Due to the stop signs and speed bumps put up on Golf View (some of which have since been removed) the high school kids and older drivers started cutting through my street. Now, on a daily basis my wife and I are reminded how fast the 16- to 18-year-old high school kids drive as well as older drivers. Everyday there are dozens of vehicles that pass at a high rate of speed by my house. Everyday they speed past my two children risking their life and more importantly the life of my children.

You may think that we in the Golf View community are whining. Well, I invite you to my house for the third time in this article to sit and watch. The best times are in the morning between the hours of 7 and 9 a.m. and the afternoon from 2 p.m. to 4 p.m. Weird how that is around the time these Peachtree City high schoolers are going to and returning from school.

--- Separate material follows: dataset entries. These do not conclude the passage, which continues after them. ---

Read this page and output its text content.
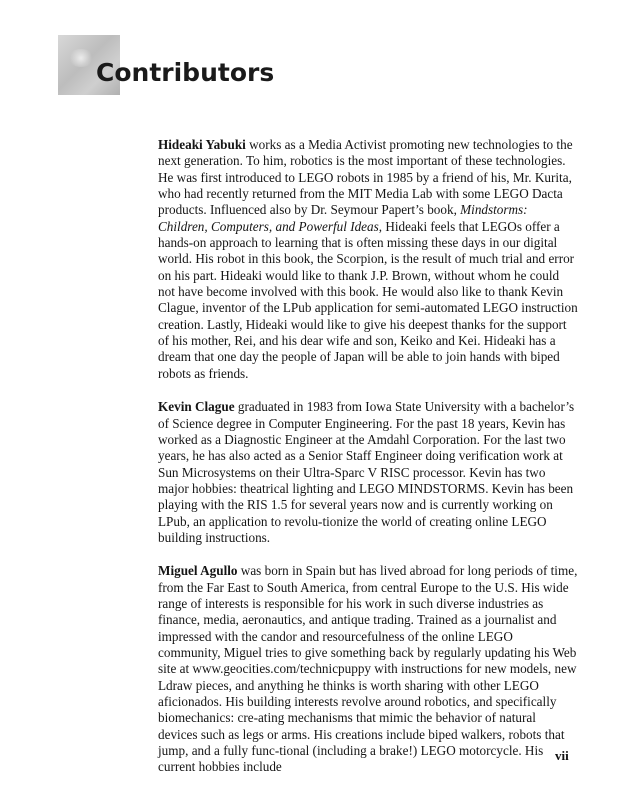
Contributors

Hideaki Yabuki works as a Media Activist promoting new technologies to the next generation. To him, robotics is the most important of these technologies. He was first introduced to LEGO robots in 1985 by a friend of his, Mr. Kurita, who had recently returned from the MIT Media Lab with some LEGO Dacta products. Influenced also by Dr. Seymour Papert’s book, Mindstorms: Children, Computers, and Powerful Ideas, Hideaki feels that LEGOs offer a hands-on approach to learning that is often missing these days in our digital world. His robot in this book, the Scorpion, is the result of much trial and error on his part. Hideaki would like to thank J.P. Brown, without whom he could not have become involved with this book. He would also like to thank Kevin Clague, inventor of the LPub application for semi-automated LEGO instruction creation. Lastly, Hideaki would like to give his deepest thanks for the support of his mother, Rei, and his dear wife and son, Keiko and Kei. Hideaki has a dream that one day the people of Japan will be able to join hands with biped robots as friends.

Kevin Clague graduated in 1983 from Iowa State University with a bachelor’s of Science degree in Computer Engineering. For the past 18 years, Kevin has worked as a Diagnostic Engineer at the Amdahl Corporation. For the last two years, he has also acted as a Senior Staff Engineer doing verification work at Sun Microsystems on their Ultra-Sparc V RISC processor. Kevin has two major hobbies: theatrical lighting and LEGO MINDSTORMS. Kevin has been playing with the RIS 1.5 for several years now and is currently working on LPub, an application to revolu-tionize the world of creating online LEGO building instructions.

Miguel Agullo was born in Spain but has lived abroad for long periods of time, from the Far East to South America, from central Europe to the U.S. His wide range of interests is responsible for his work in such diverse industries as finance, media, aeronautics, and antique trading. Trained as a journalist and impressed with the candor and resourcefulness of the online LEGO community, Miguel tries to give something back by regularly updating his Web site at www.geocities.com/technicpuppy with instructions for new models, new Ldraw pieces, and anything he thinks is worth sharing with other LEGO aficionados. His building interests revolve around robotics, and specifically biomechanics: cre-ating mechanisms that mimic the behavior of natural devices such as legs or arms. His creations include biped walkers, robots that jump, and a fully func-tional (including a brake!) LEGO motorcycle. His current hobbies include

vii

I believe if you complain you should have a solution in mind, otherwise shut up. My solution to this issue on Golf View is this. No one under the age of 18 can drive. They can't drive anything, not golf carts and especially not cars.

Yes, I was 16 once and you better believe I shouldn't have been driving. Neither should you nor your 16-year-old children. You know it, I just have the "you know what" to admit it. When the government set the age of 16 as the minimum age for driving, they were wrong then and they are wrong now.

My neighbor is probably going to kill me because she turns 16 this year. I will admit though she is one of only a handful of 16-year-olds that can handle the responsibility of driving. For you young readers, driving is not a right; it is a privilege. Don't write a response to this by saying you have some "right" because you don't. No one has a "right" to drive. Everyone's license is a privilege issued by the state of Georgia.

Now that I got that off my chest, I realize that the age probably won't change. So the other solution would be to hold the parents responsible for all that the 16- to 18-year-old does behind the wheel. If the teenager gets a speeding ticket, so does the parents. If the teenager kills someone then the parents lose their house and get a record as well. I bet the "Parenting Issue" would go away. Just a couple of smart solutions to think about.

To anyone who is under the belief that Golf View residents are whining. I invite you to join us in our little community seeing that you think it is so safe that we don't need Peachtree City's finest in the area.